Die Antragstellerin bezieht zur Zeit eine Ausbildungsvergütung in Höhe von 739,00 Ç brutto pro Monat. Außerdem erhält sie
Berufsausbildungsbeihilfe nach den Bestimmungen des Dritten Buches des Sozialgesetzbuches (
SGB III). Bis zum 31. Dezember 2004 bezog sie Mehrbedarfsleistungen gemäß § 23 Bundessozialhilfegesetz (BSHG). Die Kinder bezogen bis Ende 2004 Hilfe zum Lebensunterhalt ebenfalls nach den Bestimmungen des BSHG.

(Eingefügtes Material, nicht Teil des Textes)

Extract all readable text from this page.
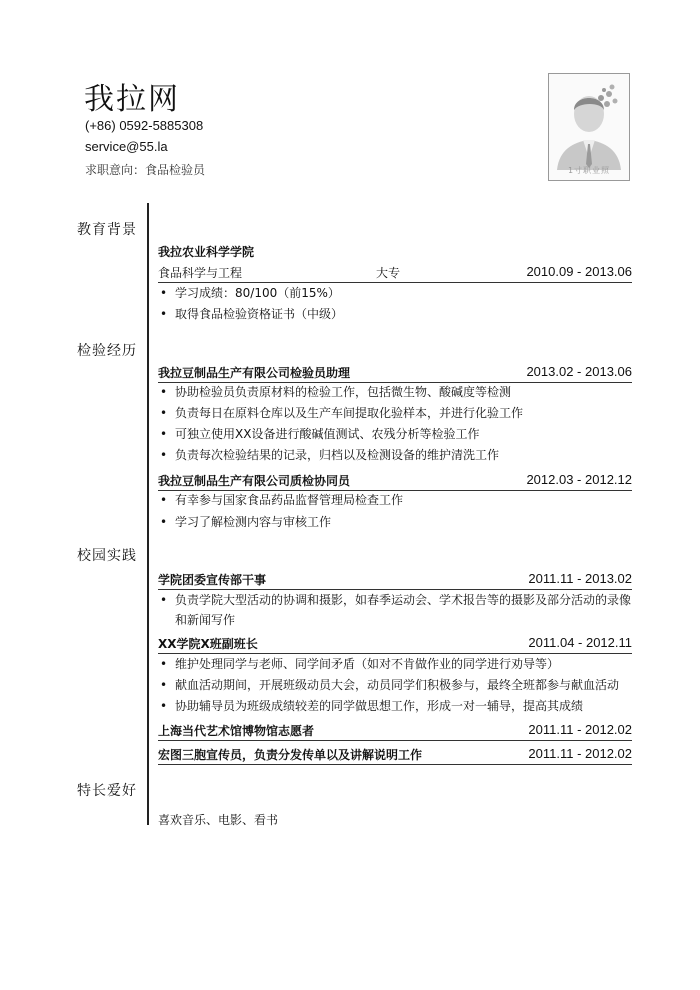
我拉网
(+86) 0592-5885308
service@55.la
求职意向：食品检验员	1寸职业照
教育背景
检验经历
校园实践
特长爱好
我拉农业科学学院
食品科学与工程	大专	2010.09 - 2013.06
• 学习成绩：80/100（前15%）
• 取得食品检验资格证书（中级）
我拉豆制品生产有限公司检验员助理	2013.02 - 2013.06
• 协助检验员负责原材料的检验工作，包括微生物、酸碱度等检测
• 负责每日在原料仓库以及生产车间提取化验样本，并进行化验工作
• 可独立使用XX设备进行酸碱值测试、农残分析等检验工作
• 负责每次检验结果的记录，归档以及检测设备的维护清洗工作
我拉豆制品生产有限公司质检协同员	2012.03 - 2012.12
• 有幸参与国家食品药品监督管理局检查工作
• 学习了解检测内容与审核工作
学院团委宣传部干事	2011.11 - 2013.02
• 负责学院大型活动的协调和摄影，如春季运动会、学术报告等的摄影及部分活动的录像和新闻写作
XX学院X班副班长	2011.04 - 2012.11
• 维护处理同学与老师、同学间矛盾（如对不肯做作业的同学进行劝导等）
• 献血活动期间，开展班级动员大会，动员同学们积极参与，最终全班都参与献血活动
• 协助辅导员为班级成绩较差的同学做思想工作，形成一对一辅导，提高其成绩
上海当代艺术馆博物馆志愿者	2011.11 - 2012.02
宏图三胞宣传员，负责分发传单以及讲解说明工作	2011.11 - 2012.02
喜欢音乐、电影、看书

Im Hinblick auf die zu erwartenden Gesetzesänderung beantragte die Antragstellerin am 29. September 2004 Leistungen zur Sicherung
des Lebensunterhalts nach dem Zweiten Buch des Sozialgesetzbuches (SGB II). Mit Bescheid vom 20. Dezember 2004 lehnte die
Antragsgegnerin den Antrag ab mit der Begründung, eine Gewährung von Leistungen nach dem SGB II komme gemäß § 7 Abs. 5 SGB
II nicht in Betracht, da die Klägerin eine Ausbildung absolviere, die gemäß §§
60 bis
62 SGB III dem Grunde nach förderungsfähig sei und eine Härte im Sinne des §
7 Abs. 5 Satz 2 SGB II nicht vorliege. Daher bestehe auch kein Anspruch auf Mehrbedarfsleistungen, auch wenn diese der Antragstellerin
bislang gewährt worden seien.
Am 03. Januar 2005 wandte sich die Antragstellerin an das Sozialgericht mit dem Antrag, die Antragsgegnerin im Wege der einstweiligen
Anordnung zu verpflichten, die bisher gezahlten Mehrbedarfszuschläge auch weiterhin zu zahlen. Dieser Antrag ist im Interesse
der Antragstellerin umfassend auszulegen. Das Gericht geht daher davon aus, dass sich der Antrag auf alle Leistungen zur Sicherung
des Lebensunterhalts nach dem SGB II bezieht. Von dem Antrag ist daher auch die Gewährung von Sozialgeld für die Kinder umfasst.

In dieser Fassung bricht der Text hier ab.